A Virginia energy official urged the U.S. government not to hinder hydraulic fracturing and horizontal drilling on federal land.
The U.S. Forest Service is considering rules for the George Washington National Forest in Virginia and West Virginia that may restrict the technique, known as fracking, on some lands. Limits would needlessly stunt job creation, said Maureen Matsen, a Virginia senior energy adviser, in testimony prepared for a joint hearing today of the House Agriculture Committee and House Natural Resources Committee subcommittees that oversee federal lands.
Fracking, which injects chemicals and water into rock formations to free trapped natural gas, has been criticized by environmental groups as a risk to safe drinking water. In combination with improved horizontal-drilling methods, it has let producers extract fuel from shale formations in Texas, Louisiana, Arkansas and Pennsylvania once considered impenetrable.
“There have been no documented instances of surface water or groundwater degradation from fracking in Virginia,” Matsen said in her statement.
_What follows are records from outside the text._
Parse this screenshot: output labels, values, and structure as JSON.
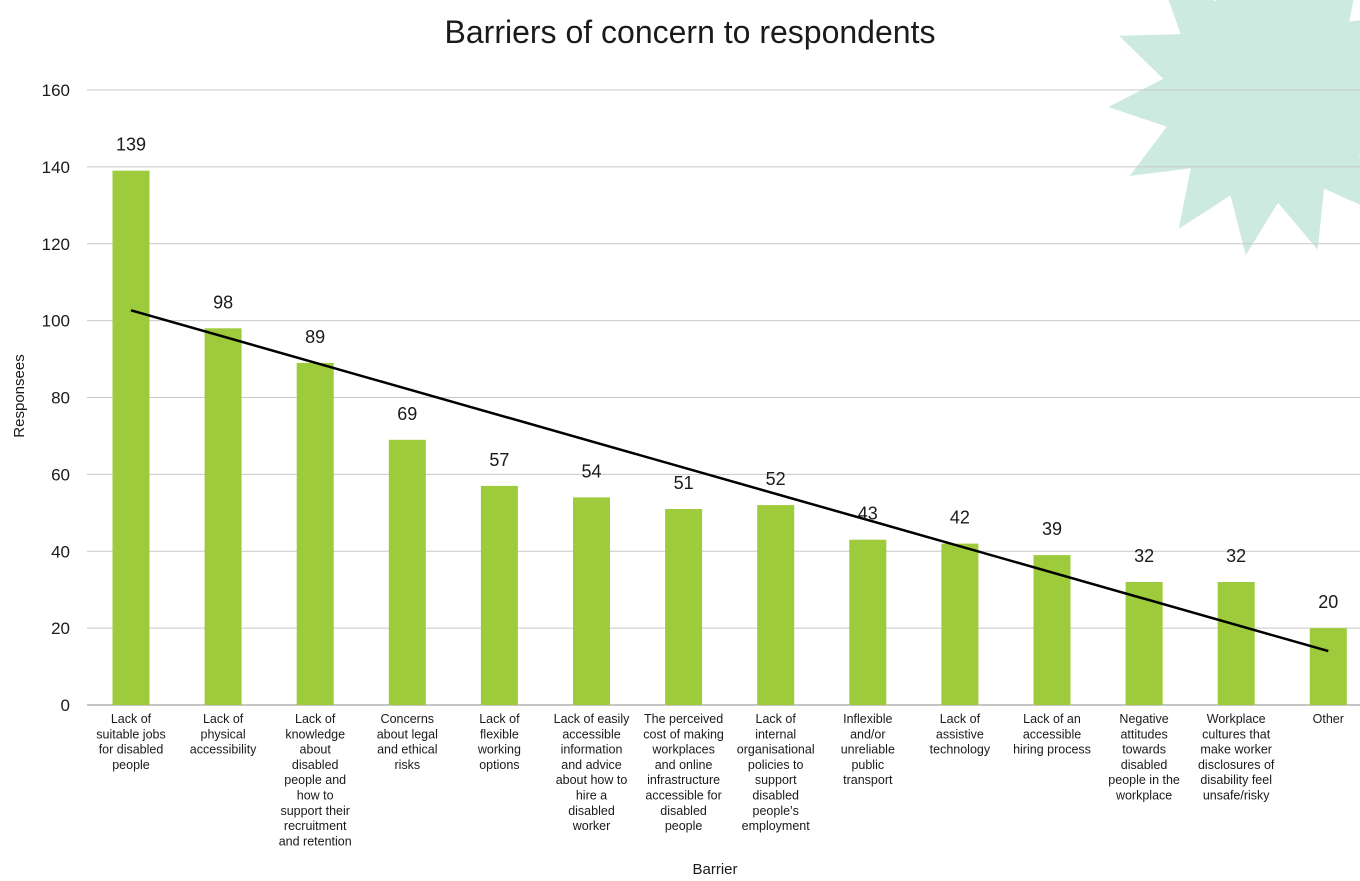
{
  "chart_data": {
    "type": "bar",
    "title": "Barriers of concern to respondents",
    "xlabel": "Barrier",
    "ylabel": "Responsees",
    "ylim": [
      0,
      160
    ],
    "yticks": [
      0,
      20,
      40,
      60,
      80,
      100,
      120,
      140,
      160
    ],
    "grid": true,
    "trendline": "linear",
    "categories": [
      "Lack of suitable jobs for disabled people",
      "Lack of physical accessibility",
      "Lack of knowledge about disabled people and how to support their recruitment and retention",
      "Concerns about legal and ethical risks",
      "Lack of flexible working options",
      "Lack of easily accessible information and advice about how to hire a disabled worker",
      "The perceived cost of making workplaces and online infrastructure accessible for disabled people",
      "Lack of internal organisational policies to support disabled people’s employment",
      "Inflexible and/or unreliable public transport",
      "Lack of assistive technology",
      "Lack of an accessible hiring process",
      "Negative attitudes towards disabled people in the workplace",
      "Workplace cultures that make worker disclosures of disability feel unsafe/risky",
      "Other"
    ],
    "category_lines": [
      [
        "Lack of",
        "suitable jobs",
        "for disabled",
        "people"
      ],
      [
        "Lack of",
        "physical",
        "accessibility"
      ],
      [
        "Lack of",
        "knowledge",
        "about",
        "disabled",
        "people and",
        "how to",
        "support their",
        "recruitment",
        "and retention"
      ],
      [
        "Concerns",
        "about legal",
        "and ethical",
        "risks"
      ],
      [
        "Lack of",
        "flexible",
        "working",
        "options"
      ],
      [
        "Lack of easily",
        "accessible",
        "information",
        "and advice",
        "about how to",
        "hire a",
        "disabled",
        "worker"
      ],
      [
        "The perceived",
        "cost of making",
        "workplaces",
        "and online",
        "infrastructure",
        "accessible for",
        "disabled",
        "people"
      ],
      [
        "Lack of",
        "internal",
        "organisational",
        "policies to",
        "support",
        "disabled",
        "people’s",
        "employment"
      ],
      [
        "Inflexible",
        "and/or",
        "unreliable",
        "public",
        "transport"
      ],
      [
        "Lack of",
        "assistive",
        "technology"
      ],
      [
        "Lack of an",
        "accessible",
        "hiring process"
      ],
      [
        "Negative",
        "attitudes",
        "towards",
        "disabled",
        "people in the",
        "workplace"
      ],
      [
        "Workplace",
        "cultures that",
        "make worker",
        "disclosures of",
        "disability feel",
        "unsafe/risky"
      ],
      [
        "Other"
      ]
    ],
    "values": [
      139,
      98,
      89,
      69,
      57,
      54,
      51,
      52,
      43,
      42,
      39,
      32,
      32,
      20
    ],
    "colors": {
      "bar": "#9dcb3b",
      "trendline": "#000000",
      "grid": "#c8c8c8",
      "decoration": "#cdeae0"
    }
  }
}
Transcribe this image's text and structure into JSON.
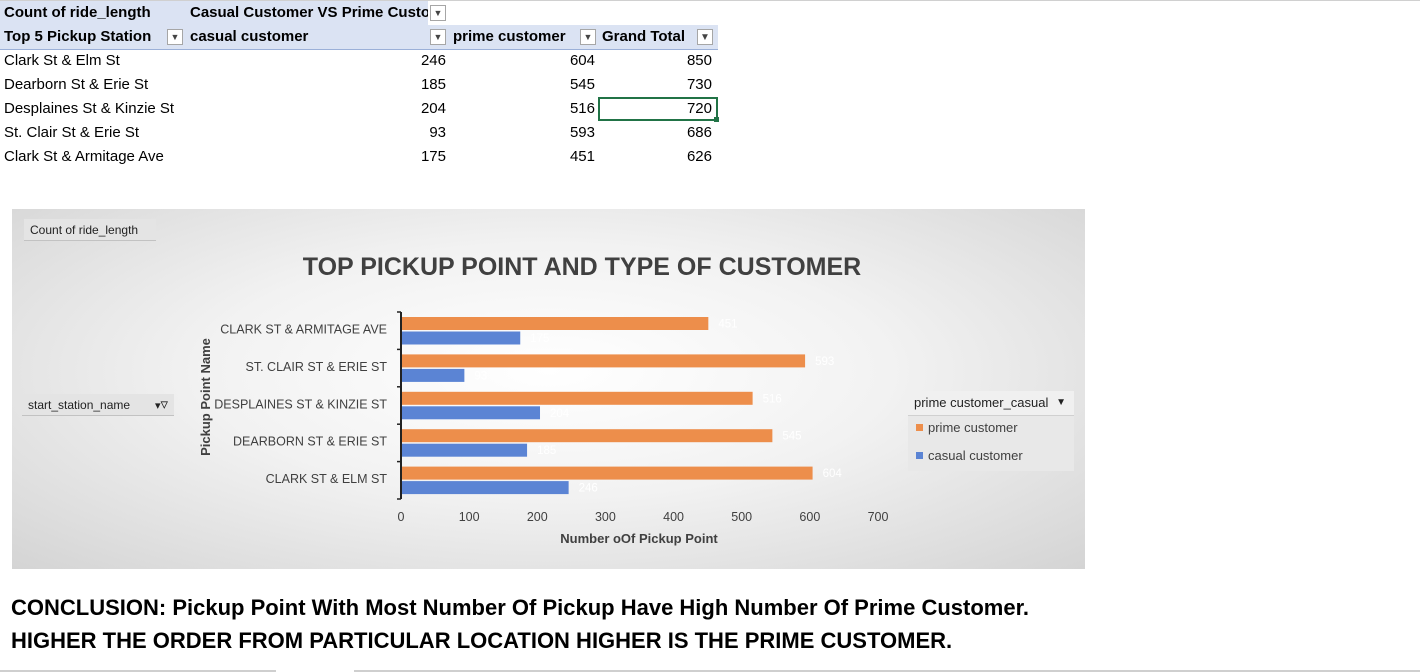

The federal Bureau of Land Management is considering regulation of the practice on public lands. Final results from a U.S. Environmental Protection Agency study of fracking’s effects on drinking water aren’t expected until 2014, the agency has said.
The BLM understands the importance of energy exploration while staying mindful of environmental needs, said Bob Abbey, the director of the Bureau of Land Management.
“Development of conventional energy resources from BLM-managed public lands will continue to play a critical role in meeting the nation’s energy needs,” he said in testimony.
Also scheduled to testify are Joel Holtrop, the deputy chief of the U.S. Forest Service, as well as David Miller, the standards director of the American Petroleum Institute and Amy Mall, an analyst with the Natural Resources Defense Council.